Overview

Multi-center Trial of ESK981 in Combination With Nivolumab in Patients With Metastatic Renal Cell Carcinoma

Status:
Active, not recruiting

Trial end date:
2023-10-01

Target enrollment:
0

Participant gender:
All

Summary

The objective of the trial is to determine the clinical efficacy of ESK981 in combination with nivolumab therapy in patients with metastatic renal cell carcinoma.

Phase:

Phase 2

Accepts Healthy Volunteers?

Details

Lead Sponsor:

University of Michigan Cancer Center
University of Michigan Rogel Cancer Center

Collaborator:

VA Ann Arbor Healthcare System

Treatments:

Antibodies, Monoclonal
Nivolumab

Criteria

Inclusion Criteria:

- Histologic diagnosis of renal cell carcinoma (any histology except medullary carcinoma
or collecting duct carcinoma is acceptable) with radiologic or histologic evidence of
metastatic disease.

- Prior treatment with up to one (and only one) anti-VEGF or VEGFR inhibitor (small
molecule or antibody).

- Must have measurable disease as per Response Evaluation Criteria in Solid Tumors,
version 1.1 (RECIST 1.1) criteria.

- Must be of age ≥ 18 years at time of informed consent.

- Ability to understand and the willingness to sign a written informed consent.

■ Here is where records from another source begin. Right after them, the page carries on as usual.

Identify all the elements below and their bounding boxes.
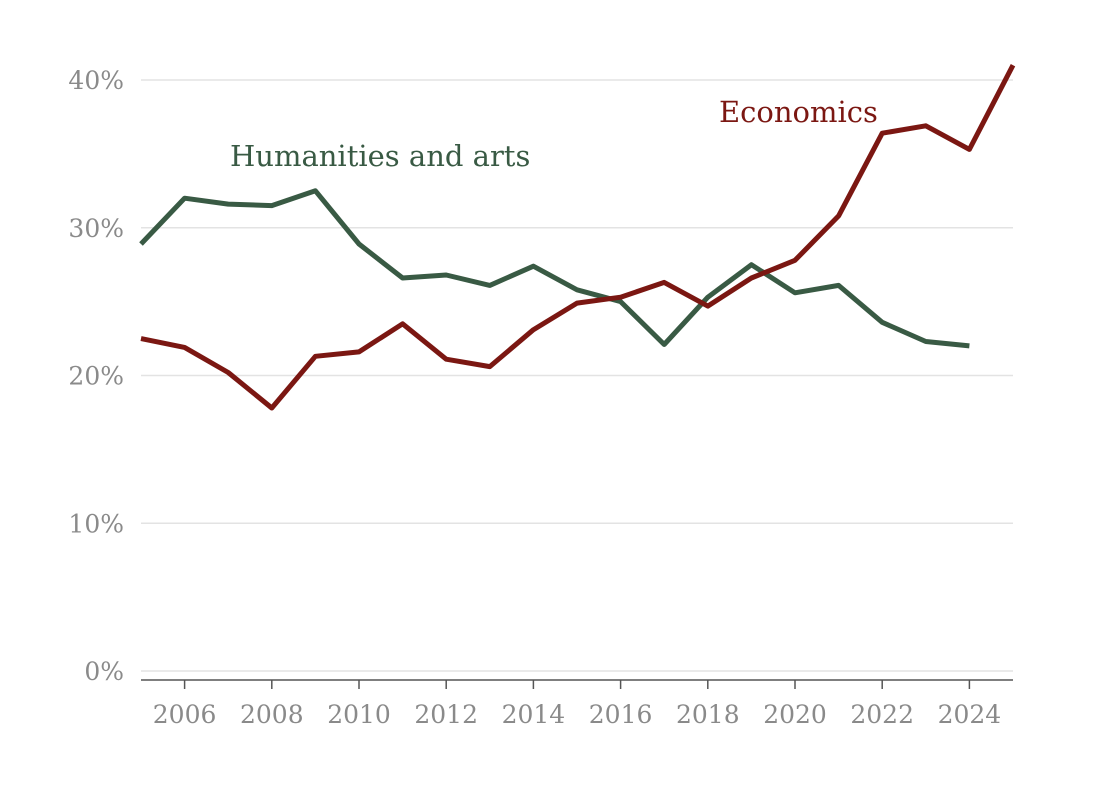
x-tick-label-2022: 2022: [850, 700, 914, 729]
series-label-humanities-and-arts: Humanities and arts: [230, 139, 530, 173]
x-tick-label-2016: 2016: [589, 700, 653, 729]
x-tick-label-2010: 2010: [327, 700, 391, 729]
y-axis-tick-labels: 0% 10% 20% 30% 40%: [68, 66, 124, 686]
y-tick-label-10: 10%: [68, 509, 124, 538]
series-lines: [139, 64, 1016, 411]
series-line-humanities-and-arts: [139, 188, 970, 349]
grid-lines: [141, 79, 1013, 672]
x-axis-tick-labels: 2006 2008 2010 2012 2014 2016 2018 2020 2022 2024: [153, 700, 1001, 729]
y-tick-label-0: 0%: [84, 657, 124, 686]
y-tick-label-40: 40%: [68, 66, 124, 95]
x-tick-label-2014: 2014: [502, 700, 566, 729]
x-tick-label-2020: 2020: [763, 700, 827, 729]
x-tick-label-2024: 2024: [938, 700, 1002, 729]
x-tick-label-2006: 2006: [153, 700, 217, 729]
y-tick-label-20: 20%: [68, 362, 124, 391]
y-tick-label-30: 30%: [68, 214, 124, 243]
series-line-economics: [140, 64, 1016, 411]
x-tick-label-2012: 2012: [414, 700, 478, 729]
x-axis: [141, 679, 1013, 689]
x-tick-label-2018: 2018: [676, 700, 740, 729]
x-tick-label-2008: 2008: [240, 700, 304, 729]
series-label-economics: Economics: [719, 95, 878, 129]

- Karnofsky Performance Status ≥60. (The Karnofsky Performance Status Scale is an
assessment tool for functional impairment. It can be used to compare effectiveness of
different therapies and to assess the prognosis in individual patients. In most
serious illnesses, the lower the Karnofsky score, the worse the likelihood of
survival.)

- Most recent systemic therapy or most recent radiation therapy ≥ 2 weeks of first study
drug dose.

- Recovery to baseline or < Grade 1 CTCAE v.4.03 from toxicities related to any prior
treatments, unless AE(s) are clinically non-significant and/or stable on supportive
therapy.

- Women of childbearing potential must have a negative serum or urine pregnancy test
within 28 days prior to registration.

- Adequate organ and marrow function

Exclusion Criteria:

- Prior treatment for metastatic disease with >1 anti-VEGF/VEGFR inhibitor.

- Prior treatment with anti-PD/PD-L1/CTLA4/IDO antibody (for Cohort B patients only) or
ESK981 (for Cohort A and Cohort B patients).

- Prior mTOR inhibitors or glutaminase inhibitors are allowed.

- Untreated brain metastases or spinal cord compression.

- Uncontrolled hypertension defined as blood pressure >150/90 despite at least 2
anti-hypertensive medication(s) as assessed by 2 blood pressure readings taken at
least 1 hour apart during screening.

- Major surgical procedure or significant traumatic injury within 6 weeks prior to study
registration (> 6 weeks prior to registration is permitted as long as they have fully
recovered from any such procedure).

- History of another primary malignancy except for: malignancy treated with curative
intent and no known active disease for ≥2 years, adequately treated non-melanoma skin
cancer without current evidence of active disease, adequately treated carcinoma in
situ without current evidence of active disease, Gleason ≤6 prostate cancer.

- Angina, myocardial infarction symptomatic congestive heart failure, cerebrovascular
accident, transient ischemic attack, arterial embolism, pulmonary embolism,
percutaneous angioplasty or coronary arterial bypass surgery within the past 3 months.

- History of gastrointestinal perforation or fistula in the past 6 months, or while
previously on antiangiogenic therapy, unless underlying risk has been resolved (e.g.
through surgical resection or repair).

- The patient has known hypersensitivity to gelatin or lactose monohydrate.

- The patient has received any investigational drug within 28 days prior to registration
or 5 half-lives of the investigational drug, whichever is shorter.

- History of bleeding disorders (e.g. pulmonary hemorrhage, significant hemoptysis,
menometrorrhagia not responding to hormonal treatment) ≤ 6 weeks before Cycle 1 Day1.

- The patient is on a chronic daily medication known to be a severe or moderate
inhibitor or inducer by Micromedex of CYP1A2, CYP2C8, or CYP3A4 at registration.

- Systemic corticosteroids greater than the equivalent of 10 mg of prednisone or
equivalent alternative steroid (except physiologic dose for adrenal replacement
therapy) or other immunosuppressive agents (such as cyclosporine or methotrexate) and
any other medications that could potentially impact the efficacy or safety of the
study as judged by the treating investigator are NOT permitted from time of
registration to subjects completing protocol therapy unless clinically indicated to
manage adverse events or life threatening or serious conditions as determined by the
treating investigator.

- Have any condition that, in the opinion of the investigator, would compromise the
ability of the subject to meet or perform study requirements.